CARSON CITY, Nev. (AP) — Democrats and Nevada representatives for presumptive GOP presidential nominee Mitt Romney both enlisted business owners Monday, trying to paint President Barack Obama and the former Massachusetts governor as either a friend or foe of small business.
The only clear message to come out of dueling conference calls with reporters is that Nevada's small business owners are just as divided and partisan as the rest of the nation over how to jump start the nation's economy — and who is best qualified to lead that effort from the White House.
"This administration has been pushing policies that have been hostile to the creation of jobs," Lt. Gov. Brian Krolicki said in a call arranged by the Romney campaign. Krolicki is co-chairman of Romney's campaign in Nevada.
To make the point, Debbie Somers, owner of Somers Furniture in Las Vegas, said her 23-year-old company survived the economic downturn after 9-11, but now feels abandoned by Obama's policies that she said have forced her to cut her workforce to scrape by.
"I was part of the Obama campaign for small business," she said.
Somers said she now feels abandoned by the administration and blamed the president's health care law and high energy prices for stifling her business.
Somers Furniture off the Las Strip was the backdrop for a Romney campaign stop last week.

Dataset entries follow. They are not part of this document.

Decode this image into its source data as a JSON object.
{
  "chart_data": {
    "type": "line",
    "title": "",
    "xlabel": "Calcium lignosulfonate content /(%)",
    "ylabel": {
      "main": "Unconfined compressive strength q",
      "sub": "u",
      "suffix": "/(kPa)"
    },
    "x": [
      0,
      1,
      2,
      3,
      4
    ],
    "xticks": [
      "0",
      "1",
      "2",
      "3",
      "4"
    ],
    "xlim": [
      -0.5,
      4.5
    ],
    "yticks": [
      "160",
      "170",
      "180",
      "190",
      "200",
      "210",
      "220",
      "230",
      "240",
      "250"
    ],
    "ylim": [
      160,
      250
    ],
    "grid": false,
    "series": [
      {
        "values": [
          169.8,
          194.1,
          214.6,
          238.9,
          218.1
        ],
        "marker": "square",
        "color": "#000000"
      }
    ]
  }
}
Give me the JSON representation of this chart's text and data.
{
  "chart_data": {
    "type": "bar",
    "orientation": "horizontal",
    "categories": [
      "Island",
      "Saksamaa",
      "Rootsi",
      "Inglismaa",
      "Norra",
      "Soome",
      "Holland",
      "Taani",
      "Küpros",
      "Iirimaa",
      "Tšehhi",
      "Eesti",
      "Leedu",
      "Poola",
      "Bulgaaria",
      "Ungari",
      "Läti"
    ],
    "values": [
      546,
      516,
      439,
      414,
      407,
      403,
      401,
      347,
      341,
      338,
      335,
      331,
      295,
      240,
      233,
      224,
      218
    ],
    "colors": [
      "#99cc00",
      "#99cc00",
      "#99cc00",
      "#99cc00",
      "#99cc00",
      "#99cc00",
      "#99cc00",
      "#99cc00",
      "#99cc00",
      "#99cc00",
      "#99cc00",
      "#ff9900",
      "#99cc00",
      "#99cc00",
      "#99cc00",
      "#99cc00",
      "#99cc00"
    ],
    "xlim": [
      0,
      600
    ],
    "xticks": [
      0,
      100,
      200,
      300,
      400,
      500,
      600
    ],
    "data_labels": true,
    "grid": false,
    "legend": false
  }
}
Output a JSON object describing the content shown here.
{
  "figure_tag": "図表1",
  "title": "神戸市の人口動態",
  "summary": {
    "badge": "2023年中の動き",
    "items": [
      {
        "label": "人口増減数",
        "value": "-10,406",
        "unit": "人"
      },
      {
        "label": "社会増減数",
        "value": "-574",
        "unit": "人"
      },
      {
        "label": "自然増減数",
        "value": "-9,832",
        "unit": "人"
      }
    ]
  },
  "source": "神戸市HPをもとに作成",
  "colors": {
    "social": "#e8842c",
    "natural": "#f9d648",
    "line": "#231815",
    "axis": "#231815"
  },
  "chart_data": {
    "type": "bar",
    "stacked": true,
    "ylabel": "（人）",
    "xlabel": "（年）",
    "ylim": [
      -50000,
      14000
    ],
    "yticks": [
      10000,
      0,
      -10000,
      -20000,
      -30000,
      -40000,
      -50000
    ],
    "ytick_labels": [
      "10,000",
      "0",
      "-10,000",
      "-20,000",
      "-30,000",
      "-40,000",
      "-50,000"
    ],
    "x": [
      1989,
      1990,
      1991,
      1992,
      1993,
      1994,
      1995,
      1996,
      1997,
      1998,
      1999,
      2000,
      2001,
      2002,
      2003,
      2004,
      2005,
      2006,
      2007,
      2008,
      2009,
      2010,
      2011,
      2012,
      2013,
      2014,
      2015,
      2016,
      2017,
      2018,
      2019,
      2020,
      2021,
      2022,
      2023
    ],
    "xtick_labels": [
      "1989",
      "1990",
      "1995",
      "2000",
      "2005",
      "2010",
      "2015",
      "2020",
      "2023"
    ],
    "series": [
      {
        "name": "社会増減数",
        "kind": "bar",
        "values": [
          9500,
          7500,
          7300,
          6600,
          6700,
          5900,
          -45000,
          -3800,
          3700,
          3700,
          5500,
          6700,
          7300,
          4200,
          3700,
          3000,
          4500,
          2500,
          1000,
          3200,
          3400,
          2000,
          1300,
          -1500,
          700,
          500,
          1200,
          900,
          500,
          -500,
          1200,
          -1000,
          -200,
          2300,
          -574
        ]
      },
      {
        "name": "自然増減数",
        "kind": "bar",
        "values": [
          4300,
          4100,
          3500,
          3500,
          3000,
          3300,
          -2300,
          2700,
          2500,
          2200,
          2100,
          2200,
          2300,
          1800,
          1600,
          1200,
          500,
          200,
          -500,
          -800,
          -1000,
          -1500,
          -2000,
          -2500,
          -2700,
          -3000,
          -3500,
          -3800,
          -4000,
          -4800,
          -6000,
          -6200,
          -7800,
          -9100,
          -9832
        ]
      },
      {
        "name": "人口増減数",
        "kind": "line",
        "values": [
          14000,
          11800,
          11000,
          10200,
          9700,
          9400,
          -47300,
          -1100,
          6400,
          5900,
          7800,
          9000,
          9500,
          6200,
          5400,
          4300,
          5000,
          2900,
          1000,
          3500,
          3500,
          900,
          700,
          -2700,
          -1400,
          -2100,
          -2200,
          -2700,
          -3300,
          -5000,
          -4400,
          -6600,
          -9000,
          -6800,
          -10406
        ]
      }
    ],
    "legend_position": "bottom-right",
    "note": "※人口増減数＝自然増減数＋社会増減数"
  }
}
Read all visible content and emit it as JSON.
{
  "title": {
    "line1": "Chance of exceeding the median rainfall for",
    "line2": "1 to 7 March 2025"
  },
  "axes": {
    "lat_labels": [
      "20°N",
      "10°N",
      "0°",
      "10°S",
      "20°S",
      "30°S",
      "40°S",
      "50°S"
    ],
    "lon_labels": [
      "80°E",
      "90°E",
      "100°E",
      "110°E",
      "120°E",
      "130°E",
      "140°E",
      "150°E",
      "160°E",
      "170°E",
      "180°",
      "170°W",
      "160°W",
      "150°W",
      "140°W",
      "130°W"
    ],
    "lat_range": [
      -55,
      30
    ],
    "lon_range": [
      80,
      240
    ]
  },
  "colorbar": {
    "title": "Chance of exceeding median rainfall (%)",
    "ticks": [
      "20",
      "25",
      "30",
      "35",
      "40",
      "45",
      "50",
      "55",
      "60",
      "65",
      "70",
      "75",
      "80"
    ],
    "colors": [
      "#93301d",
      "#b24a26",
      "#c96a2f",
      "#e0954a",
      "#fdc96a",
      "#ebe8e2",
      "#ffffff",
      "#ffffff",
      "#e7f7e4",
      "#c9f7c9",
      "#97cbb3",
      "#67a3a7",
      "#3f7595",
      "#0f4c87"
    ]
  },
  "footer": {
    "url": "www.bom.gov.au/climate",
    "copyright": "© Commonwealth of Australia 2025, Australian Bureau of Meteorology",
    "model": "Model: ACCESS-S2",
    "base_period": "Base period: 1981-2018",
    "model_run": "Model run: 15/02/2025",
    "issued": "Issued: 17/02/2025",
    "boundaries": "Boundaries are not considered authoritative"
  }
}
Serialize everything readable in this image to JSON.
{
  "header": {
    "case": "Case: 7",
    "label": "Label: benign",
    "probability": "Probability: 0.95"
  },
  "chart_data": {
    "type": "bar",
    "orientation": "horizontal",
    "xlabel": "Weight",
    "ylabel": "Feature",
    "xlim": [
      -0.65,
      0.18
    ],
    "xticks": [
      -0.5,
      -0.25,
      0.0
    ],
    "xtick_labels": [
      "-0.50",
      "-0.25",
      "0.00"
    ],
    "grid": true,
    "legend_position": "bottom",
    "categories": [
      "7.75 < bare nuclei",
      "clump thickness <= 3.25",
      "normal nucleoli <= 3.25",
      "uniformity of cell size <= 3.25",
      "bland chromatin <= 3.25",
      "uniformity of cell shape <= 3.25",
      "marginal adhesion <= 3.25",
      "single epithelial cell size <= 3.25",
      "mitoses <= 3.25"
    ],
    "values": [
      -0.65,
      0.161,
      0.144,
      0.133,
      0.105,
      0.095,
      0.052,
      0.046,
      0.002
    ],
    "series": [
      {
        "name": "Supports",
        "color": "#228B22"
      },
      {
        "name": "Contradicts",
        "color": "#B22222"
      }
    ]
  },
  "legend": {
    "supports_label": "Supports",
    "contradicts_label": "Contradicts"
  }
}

Tim Wulf, owner of Jimmy John Gourmet Sandwiches in Reno, estimated the health care law has cost him $80,000 to provide insurance for his workers.
"We need a president who's pro-business ... who's not apologetic of his success in business," Wulf said.
A few hours after the Romney campaign conference call, the state Democratic Party held one of their own, featuring two small business owners who touted Obama's economic policies and health care reforms soon to be decided by the U.S. Supreme Court.
Roberta Lange, state Democratic Party chairwoman, said Obama recognizes "that America's small businesses are the backbone of our communities and our economic security," and touted the administration's tax breaks for small businesses and access to Small Business Administration loans.
Bryce Krausman, owner of DW Bistro in Las Vegas, said a $1,000 tax credit for each new employee was "a huge incentive."
"It's put Nevada back to work but also gave us an opportunity to grow," he said, adding that the restaurant is looking to open a second location in the downtown area.
"I'm on this call to give one message," said Ron Nelsen, owner of Pioneer Overhead Doors in Las Vegas. "Nevada cannot afford Mitt Romney economics."
He said the health care law has "positively affected my business," allowing him to supply insurance coverage for his employees.
"My health care costs did not go up this year," he said, adding that he fears if the law is struck down, "we're back to square one."